In an age where soccer’s future is being shaped by technology and globalisation, Murphy’s examination of its past provides valuable perspective on how the sport has continuously adapted and evolved. This book stands as a testament to soccer’s enduring ability to reflect and shape the societies that play it, making it a vital addition to any serious sports library.
BRENDAN MURPHY REWRITES THE ORIGIN STORY OF FOOTBALL ITSELF
Irish Post. 7 January 2026
The Game That Would Be King sets out to do something audacious: rewrite what we think we know about the origins of soccer. Brendan Murphy’s new work, published by Meyer & Meyer Sport earlier this month, is part scholarly odyssey, part time-traveller’s guide, charting the evolution of ball games over five millennia. The journey stretches from ancient Egypt to Mesoamerica, through the Greeks, the Chinese dynasties, and the Roman Empire, before arriving in medieval Britain and, crucially, Ireland, where much of the real action begins. Kicking a ball, it seems, was a ubiquitous pastime.
Murphy traces a family tree of games long forgotten: trapball, stoolball, the wonderfully named “camping” and “knappan”, with hockey, hurling, baseball, bowling, tennis and golf stepping into view along the way. Exotic cousins — baggataway, knattleikur, soule, calcio — are part of the story too, although possibly not in evolutionary terms; just evidence that playing ball seems to have been with us, in most areas of the world, for a long time. Soccer remains centre stage, but the wider cast gives the book its colour, strangeness and charm.
For Irish readers there is particular interest. Large portions of the research delve into hurling’s antiquity and its role as arguably Europe’s earliest post-Roman field sport. Murphy mines political and literary sources to show how, over centuries, an Irishman striking a ball could, in the wrong company, be seen as subversion. Newspapers bristle with official suspicion, and the author threads these social and political echoes through the narrative with care.
There are fascinating digressions too, not least Murphy’s reiteration of evidence that elements of Norse mythology may have sprung from Irish oral tradition, supported by the striking statistic that 43 per cent of Iceland’s first settlers came from Ireland and Scotland. This, of course, is not new research, and has been attested to before. “The Irish brought to Iceland their literature and their learning – of which the Scandinavians had nothing,” said Halldór Laxness, Iceland’s Nobel Laureate in Literature. “Without the sagas we would just be another Danish island.”

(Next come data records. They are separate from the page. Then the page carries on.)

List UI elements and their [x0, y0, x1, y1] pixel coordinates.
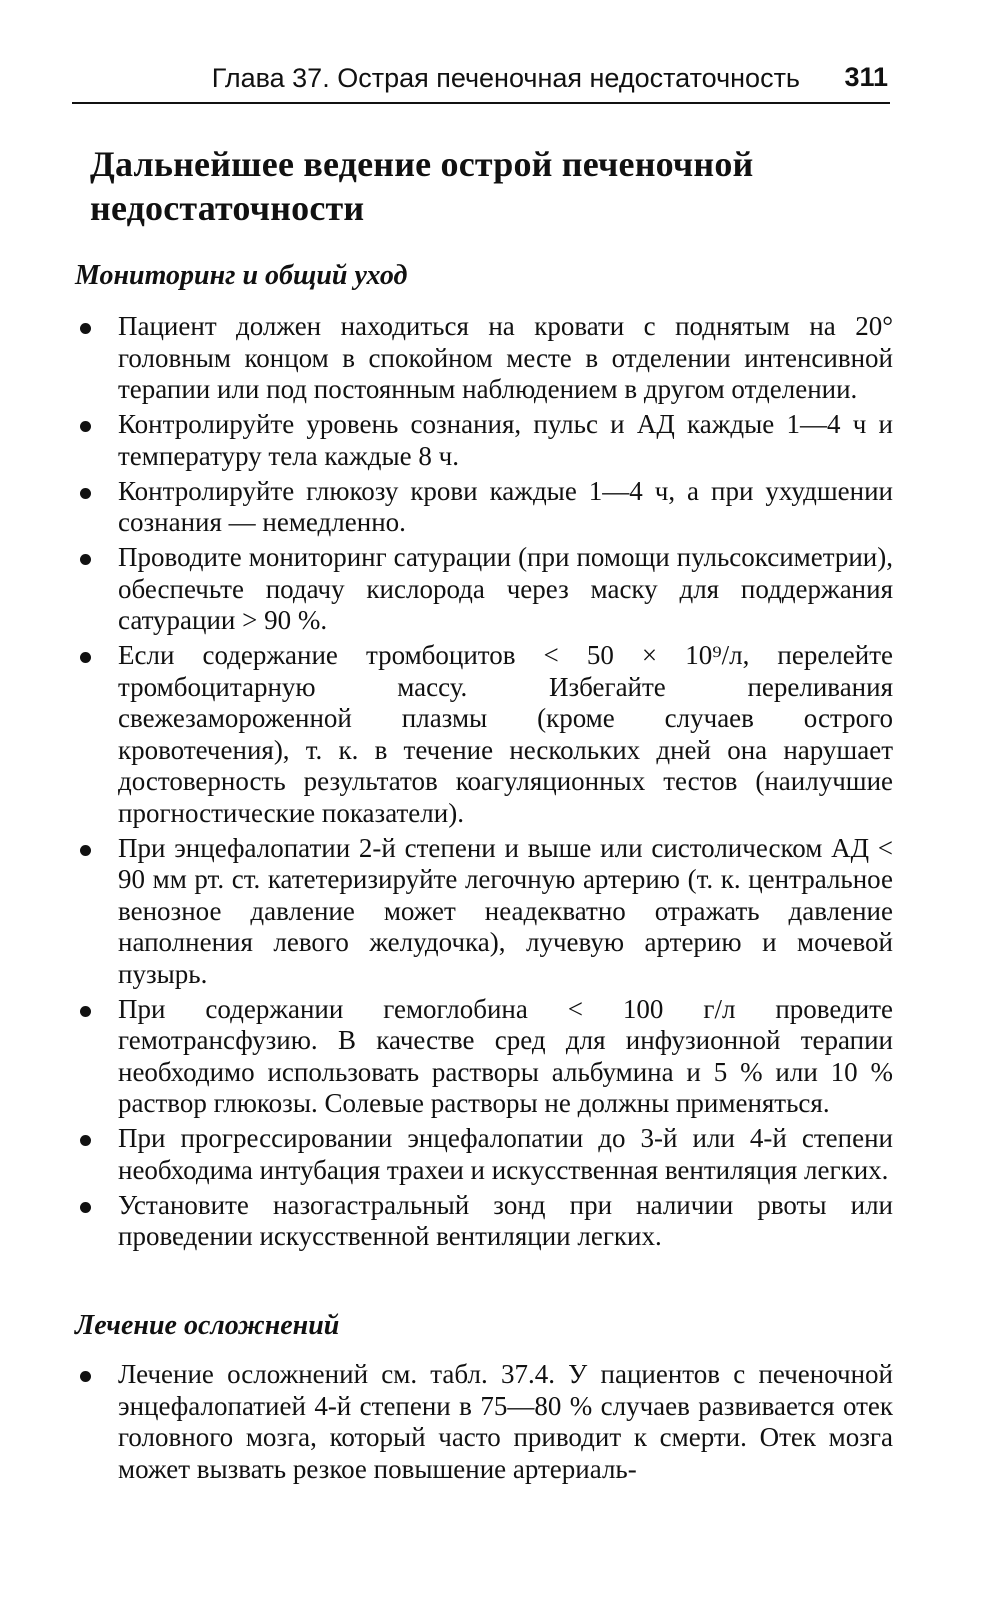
list-item	[75, 476, 893, 539]
list-item	[75, 1123, 893, 1186]
page-number: 311	[844, 62, 888, 92]
list-item	[75, 640, 893, 829]
list-item-text: Проводите мониторинг сатурации (при помощи пульсоксиметрии), обеспечьте подачу кислорода через маску для поддержания сатурации > 90 %.	[118, 542, 893, 635]
bullet-icon	[80, 421, 91, 432]
subsection-heading-monitoring: Мониторинг и общий уход	[75, 260, 408, 291]
bullet-icon	[80, 1202, 91, 1213]
list-item	[75, 409, 893, 472]
bullet-icon	[80, 488, 91, 499]
bullet-icon	[80, 323, 91, 334]
bullet-icon	[80, 1135, 91, 1146]
list-item-text: При прогрессировании энцефалопатии до 3-й или 4-й степени необходима интубация трахеи и искусственная вентиляция легких.	[118, 1123, 893, 1185]
list-item	[75, 1190, 893, 1253]
monitoring-bullet-list	[75, 311, 893, 1256]
subsection-heading-complications: Лечение осложнений	[75, 1310, 340, 1341]
complications-bullet-list	[75, 1359, 893, 1489]
list-item-text: Если содержание тромбоцитов < 50 × 10⁹/л, перелейте тромбоцитарную массу. Избегайте переливания свежезамороженной плазмы (кроме случаев острого кровотечения), т. к. в течение нескольких дней она нарушает достоверность результатов коагуляционных тестов (наилучшие прогностические показатели).	[118, 640, 893, 828]
list-item	[75, 1359, 893, 1485]
list-item-text: Контролируйте уровень сознания, пульс и АД каждые 1—4 ч и температуру тела каждые 8 ч.	[118, 409, 893, 471]
list-item-text: Установите назогастральный зонд при наличии рвоты или проведении искусственной вентиляции легких.	[118, 1189, 893, 1251]
list-item-text: Контролируйте глюкозу крови каждые 1—4 ч, а при ухудшении сознания — немедленно.	[118, 475, 893, 537]
list-item-text: Пациент должен находиться на кровати с поднятым на 20° головным концом в спокойном месте в отделении интенсивной терапии или под постоянным наблюдением в другом отделении.	[118, 311, 893, 404]
list-item-text: При содержании гемоглобина < 100 г/л проведите гемотрансфузию. В качестве сред для инфузионной терапии необходимо использовать растворы альбумина и 5 % или 10 % раствор глюкозы. Солевые растворы не должны применяться.	[118, 993, 893, 1118]
running-head	[72, 58, 890, 104]
list-item	[75, 542, 893, 637]
list-item	[75, 994, 893, 1120]
bullet-icon	[80, 1006, 91, 1017]
bullet-icon	[80, 845, 91, 856]
list-item-text: Лечение осложнений см. табл. 37.4. У пациентов с печеночной энцефалопатией 4-й степени в 75—80 % случаев развивается отек головного мозга, который часто приводит к смерти. Отек мозга может вызвать резкое повышение артериаль-	[118, 1359, 893, 1484]
bullet-icon	[80, 652, 91, 663]
section-title: Дальнейшее ведение острой печеночной недостаточности	[90, 144, 754, 228]
bullet-icon	[80, 554, 91, 565]
bullet-icon	[80, 1371, 91, 1382]
list-item	[75, 833, 893, 991]
running-head-title: Глава 37. Острая печеночная недостаточность	[211, 63, 800, 93]
list-item-text: При энцефалопатии 2-й степени и выше или систолическом АД < 90 мм рт. ст. катетеризируйте легочную артерию (т. к. центральное венозное давление может неадекватно отражать давление наполнения левого желудочка), лучевую артерию и мочевой пузырь.	[118, 832, 893, 989]
list-item	[75, 311, 893, 406]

Packed with oddities, anecdotes and ephemera, The Game That Would Be King is a dense but engaging work — likely the most comprehensive history of early ball games yet assembled, described in the publisher’s words as “a revolutionary text”.
SPORTS BOOKS THAT TELL THE STORY OF IRELAND’S GAMES AND GAMEMAKERS
Irish America Magazine. Winter 2025
Irish sport is seldom just about the field of play. It’s often tangled up with history, migration, religion, class, politics, pride, heartbreak (inevitably) and occasionally unfettered joy . . . Murphy mines political and literary sources to show how, over centuries, an Irishman striking a ball could, in the wrong company, be seen as subversion. Newspapers bristle with official suspicion, and the author threads these social and political echoes through the narrative with care.